Bruker reported a first quarter net profit of $50.9 million, or $.35 per share, compared with a year-ago net profit of $76.5 million, or $.52 per share. Non-GAAP earnings per share in Q1 2024 were $.53, topping the consensus Wall Street estimate of $.46 per share.

The Billerica, Massachusetts-based company's R&D costs in the quarter increased 18 percent to $81.7 million from $69.0 million, while SG&A spending rose nearly 20 percent to $195.4 million from $162.7 million.

Bruker ended the quarter with cash, cash equivalents, and restricted cash of $343.3 million.
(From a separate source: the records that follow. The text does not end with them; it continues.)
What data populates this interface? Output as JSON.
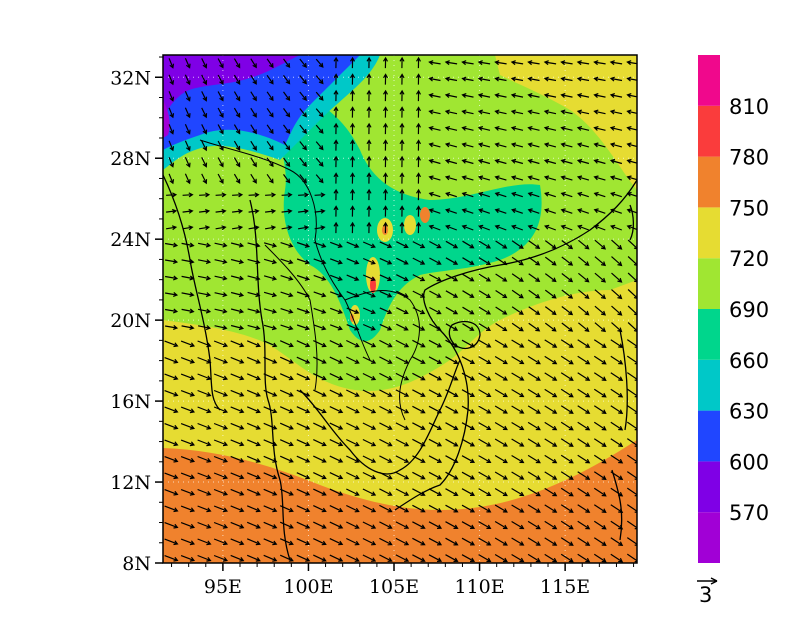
{
  "map": {
    "type": "filled-contour-with-wind-vectors",
    "lon_range": [
      91.5,
      119.2
    ],
    "lat_range": [
      8,
      33.1
    ],
    "lon_ticks": [
      {
        "value": 95,
        "label": "95E"
      },
      {
        "value": 100,
        "label": "100E"
      },
      {
        "value": 105,
        "label": "105E"
      },
      {
        "value": 110,
        "label": "110E"
      },
      {
        "value": 115,
        "label": "115E"
      }
    ],
    "lat_ticks": [
      {
        "value": 8,
        "label": "8N"
      },
      {
        "value": 12,
        "label": "12N"
      },
      {
        "value": 16,
        "label": "16N"
      },
      {
        "value": 20,
        "label": "20N"
      },
      {
        "value": 24,
        "label": "24N"
      },
      {
        "value": 28,
        "label": "28N"
      },
      {
        "value": 32,
        "label": "32N"
      }
    ],
    "grid": "dotted",
    "features": [
      "coastlines",
      "country-borders",
      "wind-vectors"
    ]
  },
  "colorbar": {
    "levels": [
      {
        "color": "#a100d6",
        "label": "570"
      },
      {
        "color": "#7f00e6",
        "label": "600"
      },
      {
        "color": "#2046ff",
        "label": "630"
      },
      {
        "color": "#00c8c8",
        "label": "660"
      },
      {
        "color": "#00d68c",
        "label": "690"
      },
      {
        "color": "#a0e632",
        "label": "720"
      },
      {
        "color": "#e6dc32",
        "label": "750"
      },
      {
        "color": "#f0822d",
        "label": "780"
      },
      {
        "color": "#fa3c3c",
        "label": "810"
      },
      {
        "color": "#f0088c",
        "label": ""
      }
    ]
  },
  "vector_key": {
    "label": "3"
  }
}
Looking ahead, Bruker raised its revenue guidance for full-year 2024 by $60 million to between $3.29 billion and $3.35 billion, implying 11 percent to 13 percent year-over-year revenue growth. It maintained its prior guidance for organic revenue growth of 5 percent to 7 percent. The company said the EliTech business is expected to generate approximately $100 million in revenues during the remainder of 2024.

Bruker now expects non-GAAP 2024 earnings per share between $2.79 and $2.84, up $.08 from its prior guidance. It said EliTech is expected to add between $.08 and $.10 per share to non-GAAP EPS after acquisition financing costs.

During early morning trading on the Nasdaq, shares of Bruker were down 9 percent to $71.73.